Votre réseau est constitué de 19 associations. En dehors de ce plaidoyer auprès des collectivités locales, est-ce que vous mettez aussi la main à la poche pour financer la santé des autres femmes vulnérables ?
Vous voulez nous demander, nous société civile volontaire, de puiser dans nos poches pour financer le développement des communautés ? Je peux dire oui et non. Oui, parce que nous sommes l'émanation de la population. Nous travaillons aussi pour le bien de la population. C'est sûr que nous participons au financement, en participant gratuitement, en mettant notre expérience, nos connaissances, notre temps pour l'organisation de ces populations et pour le plaidoyer, pour que cela soit bien pris en charge. Mais au-delà, toutes les femmes sénégalaises sont organisées sous forme de mécénat. Même les groupements au niveau à la base font des cotisations, les tontines.
C'est ce qu'on appelle les « stratégies de financement endogènes''. Actuellement, il y a des groupes dans les villages qui s'organisent en termes de champ collectif ou de tontine pour financer leur propre santé. La souveraineté sanitaire, c'est nous-mêmes. Il faut qu'on prenne conscience de la nécessité de nous prendre en charge. Mais c'est à l'Etat d'organiser cette conscience pour que la population puisse participer au financement de sa santé. Les femmes participent au financement. Il y a une enquête qui a montré qu'actuellement, sur les dépenses de santé au niveau national, 26 % sont pris en charge par les ménages. Donc les populations participent et c'est nous.

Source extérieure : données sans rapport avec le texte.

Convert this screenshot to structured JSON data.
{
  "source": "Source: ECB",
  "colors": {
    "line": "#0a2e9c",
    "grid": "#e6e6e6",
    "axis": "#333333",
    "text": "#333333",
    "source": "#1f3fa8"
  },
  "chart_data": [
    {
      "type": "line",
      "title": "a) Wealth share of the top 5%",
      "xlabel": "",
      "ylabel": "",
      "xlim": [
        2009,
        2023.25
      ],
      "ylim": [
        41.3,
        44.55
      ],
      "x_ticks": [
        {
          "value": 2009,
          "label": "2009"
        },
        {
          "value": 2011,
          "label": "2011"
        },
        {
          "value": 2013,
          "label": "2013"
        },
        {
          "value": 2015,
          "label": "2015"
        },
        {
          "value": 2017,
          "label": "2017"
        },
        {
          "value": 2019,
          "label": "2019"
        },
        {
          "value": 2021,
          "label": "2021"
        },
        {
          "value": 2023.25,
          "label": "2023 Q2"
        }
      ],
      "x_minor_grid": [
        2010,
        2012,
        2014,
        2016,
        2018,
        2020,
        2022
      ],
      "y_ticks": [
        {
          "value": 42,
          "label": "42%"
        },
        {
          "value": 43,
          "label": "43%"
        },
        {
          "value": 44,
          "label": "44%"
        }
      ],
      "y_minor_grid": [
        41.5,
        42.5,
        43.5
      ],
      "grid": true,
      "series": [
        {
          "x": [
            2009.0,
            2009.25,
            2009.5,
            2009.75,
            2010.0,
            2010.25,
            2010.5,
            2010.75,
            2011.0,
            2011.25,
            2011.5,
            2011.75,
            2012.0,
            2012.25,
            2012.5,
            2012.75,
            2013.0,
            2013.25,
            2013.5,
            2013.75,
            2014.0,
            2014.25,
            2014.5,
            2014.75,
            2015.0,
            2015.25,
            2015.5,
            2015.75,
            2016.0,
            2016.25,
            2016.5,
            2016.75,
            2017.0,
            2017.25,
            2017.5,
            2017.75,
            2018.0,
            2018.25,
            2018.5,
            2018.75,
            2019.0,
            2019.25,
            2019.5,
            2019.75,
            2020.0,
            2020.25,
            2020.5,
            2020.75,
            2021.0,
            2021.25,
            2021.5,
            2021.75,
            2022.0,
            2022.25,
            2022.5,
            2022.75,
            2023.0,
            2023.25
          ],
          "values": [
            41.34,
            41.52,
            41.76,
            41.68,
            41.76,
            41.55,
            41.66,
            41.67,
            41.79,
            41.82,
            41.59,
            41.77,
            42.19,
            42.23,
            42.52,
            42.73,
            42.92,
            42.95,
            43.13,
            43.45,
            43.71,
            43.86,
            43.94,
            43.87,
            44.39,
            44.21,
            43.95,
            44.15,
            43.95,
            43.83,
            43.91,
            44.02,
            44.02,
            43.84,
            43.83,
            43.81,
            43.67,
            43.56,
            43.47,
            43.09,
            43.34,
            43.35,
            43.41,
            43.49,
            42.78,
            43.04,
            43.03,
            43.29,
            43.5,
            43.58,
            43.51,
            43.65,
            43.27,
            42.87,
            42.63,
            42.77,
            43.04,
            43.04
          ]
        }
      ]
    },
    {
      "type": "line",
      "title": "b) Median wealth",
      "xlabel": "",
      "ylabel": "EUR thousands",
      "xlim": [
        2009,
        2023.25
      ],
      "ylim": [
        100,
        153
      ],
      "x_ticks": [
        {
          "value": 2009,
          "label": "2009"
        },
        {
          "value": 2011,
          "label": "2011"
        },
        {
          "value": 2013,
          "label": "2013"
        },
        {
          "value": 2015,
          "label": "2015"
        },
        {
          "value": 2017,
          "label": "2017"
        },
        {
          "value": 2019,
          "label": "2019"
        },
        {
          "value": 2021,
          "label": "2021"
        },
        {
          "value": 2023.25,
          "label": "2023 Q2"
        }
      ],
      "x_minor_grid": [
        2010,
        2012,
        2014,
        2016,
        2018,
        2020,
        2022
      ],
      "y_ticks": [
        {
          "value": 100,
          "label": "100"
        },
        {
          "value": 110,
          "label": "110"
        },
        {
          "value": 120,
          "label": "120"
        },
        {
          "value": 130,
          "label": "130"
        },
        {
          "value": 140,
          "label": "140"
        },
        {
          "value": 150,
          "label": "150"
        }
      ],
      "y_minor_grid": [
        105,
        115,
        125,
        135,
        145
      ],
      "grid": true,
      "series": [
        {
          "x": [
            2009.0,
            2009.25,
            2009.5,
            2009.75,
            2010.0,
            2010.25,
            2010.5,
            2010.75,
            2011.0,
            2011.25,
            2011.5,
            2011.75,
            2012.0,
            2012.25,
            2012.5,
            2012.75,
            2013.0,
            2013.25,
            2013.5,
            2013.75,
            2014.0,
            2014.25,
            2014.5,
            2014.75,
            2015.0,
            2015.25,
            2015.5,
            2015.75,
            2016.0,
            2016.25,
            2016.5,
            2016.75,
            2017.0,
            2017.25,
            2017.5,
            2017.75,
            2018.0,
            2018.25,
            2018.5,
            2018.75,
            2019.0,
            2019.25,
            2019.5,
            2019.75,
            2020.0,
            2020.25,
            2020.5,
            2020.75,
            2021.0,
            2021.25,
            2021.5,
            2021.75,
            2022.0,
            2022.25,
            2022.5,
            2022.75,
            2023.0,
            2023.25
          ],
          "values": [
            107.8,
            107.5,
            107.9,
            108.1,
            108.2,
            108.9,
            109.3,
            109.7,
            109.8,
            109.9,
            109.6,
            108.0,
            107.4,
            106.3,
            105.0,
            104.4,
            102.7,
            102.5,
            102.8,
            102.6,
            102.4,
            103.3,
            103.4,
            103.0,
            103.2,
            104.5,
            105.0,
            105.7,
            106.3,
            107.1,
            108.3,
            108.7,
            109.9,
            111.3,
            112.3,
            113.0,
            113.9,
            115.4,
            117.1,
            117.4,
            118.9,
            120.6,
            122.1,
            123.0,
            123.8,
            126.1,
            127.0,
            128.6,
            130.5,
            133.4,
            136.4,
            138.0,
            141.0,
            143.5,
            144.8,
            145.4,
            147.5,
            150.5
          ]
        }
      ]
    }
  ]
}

Quels sont aujourd'hui les défis à relever ?
Les plus grands défis, c'est d'abord le secteur privé. Nous l'avons souligné. L'actualité nous donne raison. Nous prenons juste l'histoire toute récente de Ngadiaga, là où on exploite le gaz. L'entreprise n'a même pas daigné investir sur la santé de la population. Il n'y a pas de poste de santé à Ngadiaga. Pour vous dire qu'il est indigne de continuer à vivre une situation d'exploitation de nos ressources sans pour autant que ces gens-là puissent contribuer au développement de cette localité. Ne serait-ce que pour prendre en charge la question de la santé de ces populations.
Aujourd'hui, les populations de Ngadiaga et alentours, peut-être même le Sénégal, sont en train de vivre un grand risque. Alors que ces investisseurs ont peut-être sorti des milliards F CFA qu'ils ont renvoyés chez eux, laissant la population sénégalaise à la merci des difficultés et au grand risque que cela peut produire.
Donc, l'Etat a l'obligation de réglementer la RSE et d'obliger, en signant des contrats avec ces entreprises, de mettre une clause de respectabilité de la RSE et de surveiller ces engagements, afin que cela soit une réalité sur la vie des populations. C'est le plus grand défi. Il faut que ceux qui exploitent nos ressources financent les questions sociales de ces communautés.
L'autre dimension est que nous devons mettre à l'échelle la stratégie de mobilisation des ressources internes sur l'ensemble des communautés. L'UAL a proposé d'aller ensemble avec la société civile pour aider à harmoniser, pour que toutes les collectivités puissent entrer en jeu et que les populations sénégalaises puissent en bénéficier.